Segundo relatos de funcionários e ex-funcionários, o aumento da demanda por grandes modelos de IA transformou capacidade computacional em um recurso escasso, reservado, em primeiro lugar, para iniciativas consideradas prioritárias pela liderança — entre elas o aprimoramento do modelo Gemini. A limitação chegou a influenciar decisões de carreira: alguns pesquisadores afirmam que, se não obtiverem poder computacional suficiente, precisam deixar a companhia para tocar projetos fora do Google.
O caso do pesquisador Andrew Dai ilustra o problema. No verão passado, enquanto testava o Gemini com fotos de um tabuleiro de jogo para avaliar sua compreensão visual, ele constatou falhas no modelo e concluiu que seria necessária uma IA com melhor capacidade de raciocínio visual.
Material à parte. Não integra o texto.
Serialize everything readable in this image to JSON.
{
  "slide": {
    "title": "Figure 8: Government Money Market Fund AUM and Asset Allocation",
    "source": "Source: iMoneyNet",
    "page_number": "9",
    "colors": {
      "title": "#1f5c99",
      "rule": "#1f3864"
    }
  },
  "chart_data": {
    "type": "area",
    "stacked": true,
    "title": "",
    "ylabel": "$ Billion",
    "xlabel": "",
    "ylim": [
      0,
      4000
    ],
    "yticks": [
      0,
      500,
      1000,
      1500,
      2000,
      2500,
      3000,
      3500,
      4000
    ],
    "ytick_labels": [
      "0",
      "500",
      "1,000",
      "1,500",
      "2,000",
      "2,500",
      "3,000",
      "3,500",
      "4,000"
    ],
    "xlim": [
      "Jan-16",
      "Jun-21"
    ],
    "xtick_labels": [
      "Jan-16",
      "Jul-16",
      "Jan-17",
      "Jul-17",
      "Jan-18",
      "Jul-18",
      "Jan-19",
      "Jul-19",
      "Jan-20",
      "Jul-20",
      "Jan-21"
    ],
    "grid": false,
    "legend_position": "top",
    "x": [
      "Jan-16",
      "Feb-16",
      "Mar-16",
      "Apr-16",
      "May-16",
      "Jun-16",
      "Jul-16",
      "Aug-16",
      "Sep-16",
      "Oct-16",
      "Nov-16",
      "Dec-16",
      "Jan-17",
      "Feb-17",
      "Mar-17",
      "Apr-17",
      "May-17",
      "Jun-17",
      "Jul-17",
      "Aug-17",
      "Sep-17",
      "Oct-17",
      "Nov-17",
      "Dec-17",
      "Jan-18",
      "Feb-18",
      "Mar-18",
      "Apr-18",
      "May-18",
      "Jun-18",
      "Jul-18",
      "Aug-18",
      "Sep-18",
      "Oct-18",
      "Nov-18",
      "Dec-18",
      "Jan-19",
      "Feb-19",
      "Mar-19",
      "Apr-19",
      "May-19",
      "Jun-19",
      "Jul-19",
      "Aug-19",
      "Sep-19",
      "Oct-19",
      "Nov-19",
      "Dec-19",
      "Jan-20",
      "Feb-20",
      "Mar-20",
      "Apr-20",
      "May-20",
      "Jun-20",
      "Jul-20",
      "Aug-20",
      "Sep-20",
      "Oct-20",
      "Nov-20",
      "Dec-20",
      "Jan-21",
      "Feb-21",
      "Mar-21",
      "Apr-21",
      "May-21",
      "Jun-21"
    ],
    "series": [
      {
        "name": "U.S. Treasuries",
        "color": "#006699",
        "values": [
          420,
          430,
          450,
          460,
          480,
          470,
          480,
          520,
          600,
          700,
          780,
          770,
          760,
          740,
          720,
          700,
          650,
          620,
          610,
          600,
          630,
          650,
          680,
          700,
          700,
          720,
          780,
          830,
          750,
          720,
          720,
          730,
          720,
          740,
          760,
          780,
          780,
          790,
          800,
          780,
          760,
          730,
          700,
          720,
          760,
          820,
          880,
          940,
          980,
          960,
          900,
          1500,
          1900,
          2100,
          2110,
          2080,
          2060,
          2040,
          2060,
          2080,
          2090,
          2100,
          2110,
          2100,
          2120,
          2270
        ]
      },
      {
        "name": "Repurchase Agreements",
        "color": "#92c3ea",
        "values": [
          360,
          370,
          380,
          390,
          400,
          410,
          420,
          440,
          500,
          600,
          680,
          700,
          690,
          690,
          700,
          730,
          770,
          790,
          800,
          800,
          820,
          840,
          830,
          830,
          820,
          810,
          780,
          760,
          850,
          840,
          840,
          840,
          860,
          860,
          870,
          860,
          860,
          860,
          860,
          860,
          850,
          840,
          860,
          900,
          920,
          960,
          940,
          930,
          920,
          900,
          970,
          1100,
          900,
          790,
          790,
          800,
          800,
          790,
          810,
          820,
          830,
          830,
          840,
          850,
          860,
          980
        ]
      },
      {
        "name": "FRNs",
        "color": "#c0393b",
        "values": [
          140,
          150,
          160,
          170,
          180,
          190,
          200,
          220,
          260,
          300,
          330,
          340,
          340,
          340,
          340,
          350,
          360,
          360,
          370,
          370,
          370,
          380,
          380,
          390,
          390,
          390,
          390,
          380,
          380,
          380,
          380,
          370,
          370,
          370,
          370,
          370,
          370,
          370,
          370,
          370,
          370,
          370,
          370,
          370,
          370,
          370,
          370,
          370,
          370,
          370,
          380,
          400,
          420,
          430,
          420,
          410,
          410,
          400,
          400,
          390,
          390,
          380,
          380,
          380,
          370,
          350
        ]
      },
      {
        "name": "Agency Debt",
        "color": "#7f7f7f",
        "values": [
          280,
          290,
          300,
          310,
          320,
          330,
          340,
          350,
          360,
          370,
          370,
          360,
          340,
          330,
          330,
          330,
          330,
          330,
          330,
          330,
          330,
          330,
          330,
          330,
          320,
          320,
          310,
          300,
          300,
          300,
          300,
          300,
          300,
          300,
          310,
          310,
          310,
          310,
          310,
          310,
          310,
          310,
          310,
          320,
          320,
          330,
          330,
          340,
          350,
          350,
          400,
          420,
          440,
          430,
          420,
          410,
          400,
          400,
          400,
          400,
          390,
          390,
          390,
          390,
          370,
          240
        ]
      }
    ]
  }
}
Ao discutir a ideia internamente, Dai percebeu que não conseguiria alocar recursos computacionais suficientes dentro da empresa e acabou saindo para fundar a Elorian, startup focada em raciocínio visual.
Fontes ouvidas pela reportagem afirmam que tanto clientes pagantes quanto divisões internas, como as áreas de busca e de cloud, disputam as mesmas TPUs. Dentro do Google DeepMind, o acesso à capacidade computacional passa a condicionar quais projetos podem ser executados, o alinhamento com líderes e o ritmo de trabalho. O pesquisador veterano Oren Etzioni, da Universidade de Washington, resumiu a situação dizendo que uma TPU costuma ter três pretendentes dentro da companhia.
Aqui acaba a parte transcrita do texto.